I just returned home from a Super Bowl party on the Venice Canals, the most wonderfully stereotypical LA experience I’ve had to date: acai bowls and Impossible Burgers instead of your classic hot dog and burger BBQ, fully rapt attention for the halftime show and an utter disregard for the actual game (in fairness one woman asked me what the score was, and thankfully I was able to answer due to it being size 80 font at the bottom of the screen), and everyone I met was some form of an energy healer or life coach (and throw in your token tarot card reader as well – what a champ he was, straight-faced as all hell laying down nebulous cards on a table and spouting out life advice to people he’s never met before).

My conscious brain imploded trying to analyze and reason through the whole dynamic and colorful individuality of everyone so I just showed up as present as I could be and curiously inquired into everyone I met, each of them beautiful souls, charted pasts, and indeterminate futures. 

Positive outcomes commenced:

I met a movement/stress coach who I think is the real deal – looking forward to one of his intro group sessions OUTSIDE.

I met a potential client for one of my businesses. 

I met a couple of people I would love and have planned to see again.

People complimented my “energy” which I think means people like me.

Walking home 5 hours later after the game ended did it finally dawn on me that that was the longest I can recall in recent memory that I was almost entirely out of my own head and into the present moment; I was too busy listening and absorbing the event to focus on the me-monster inside me that dominates far too much of my existence.

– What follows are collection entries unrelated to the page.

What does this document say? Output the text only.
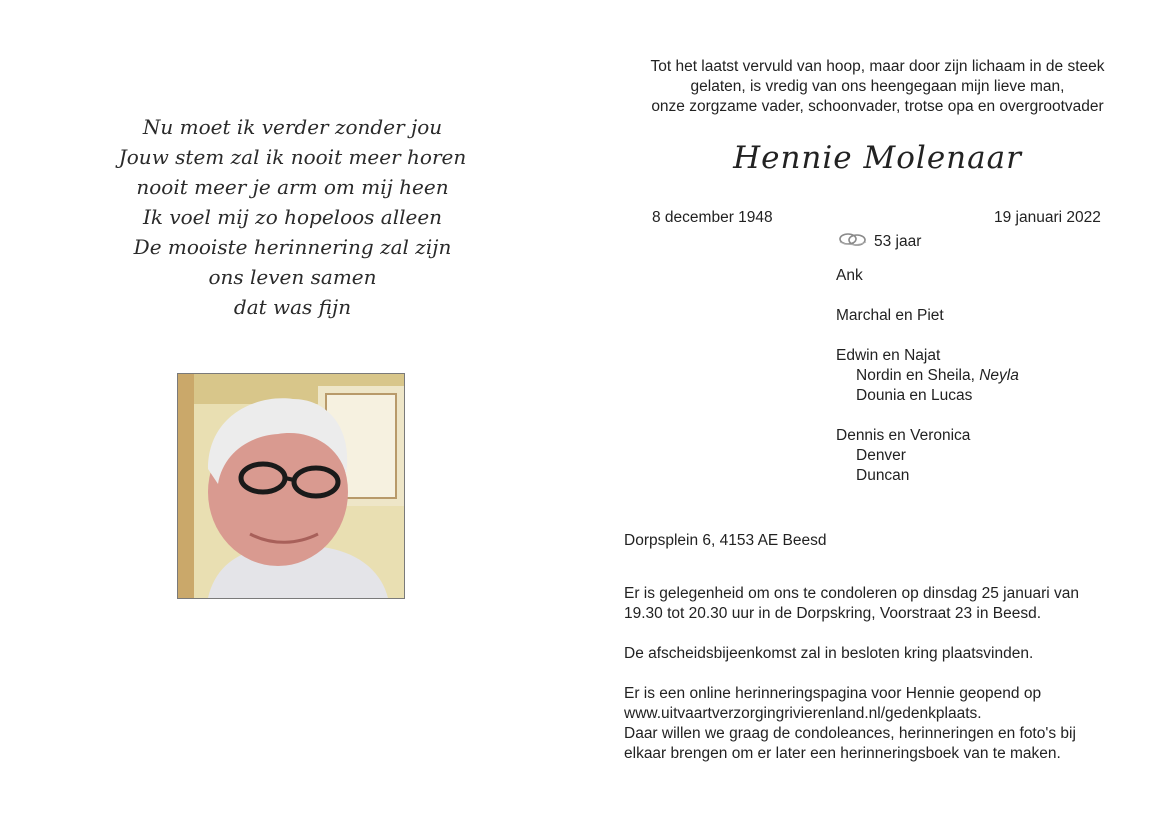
Nu moet ik verder zonder jou
Jouw stem zal ik nooit meer horen
nooit meer je arm om mij heen
Ik voel mij zo hopeloos alleen
De mooiste herinnering zal zijn
ons leven samen
dat was fijn
Tot het laatst vervuld van hoop, maar door zijn lichaam in de steek
gelaten, is vredig van ons heengegaan mijn lieve man,
onze zorgzame vader, schoonvader, trotse opa en overgrootvader
Hennie Molenaar
8 december 1948	19 januari 2022
53 jaar
Ank
Marchal en Piet
Edwin en Najat
Nordin en Sheila, Neyla
Dounia en Lucas
Dennis en Veronica
Denver
Duncan
Dorpsplein 6, 4153 AE Beesd
Er is gelegenheid om ons te condoleren op dinsdag 25 januari van
19.30 tot 20.30 uur in de Dorpskring, Voorstraat 23 in Beesd.
De afscheidsbijeenkomst zal in besloten kring plaatsvinden.
Er is een online herinneringspagina voor Hennie geopend op
www.uitvaartverzorgingrivierenland.nl/gedenkplaats.
Daar willen we graag de condoleances, herinneringen en foto's bij
elkaar brengen om er later een herinneringsboek van te maken.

Dare I say it was the most live, laugh, love I’ve been in awhile.

People meditate and attempt to tap into mindfulness to escape their incessant stream of thoughts. There are functional ways to escape that notorious thought prison without having to sit yourself quietly until boredom soon triumphs. Show up to others with an open heart and blazing curiosity, and observe your social anxiety and the like melt away. Enjoy the brief respite from your own chattering mind and appreciate good things likely happening for you. 

Note to self: find a way to tap into offline connection and relationships. I really think online should only be used as a tool to lead us back to as we say in my World of Warcraft days – IRL (in real life).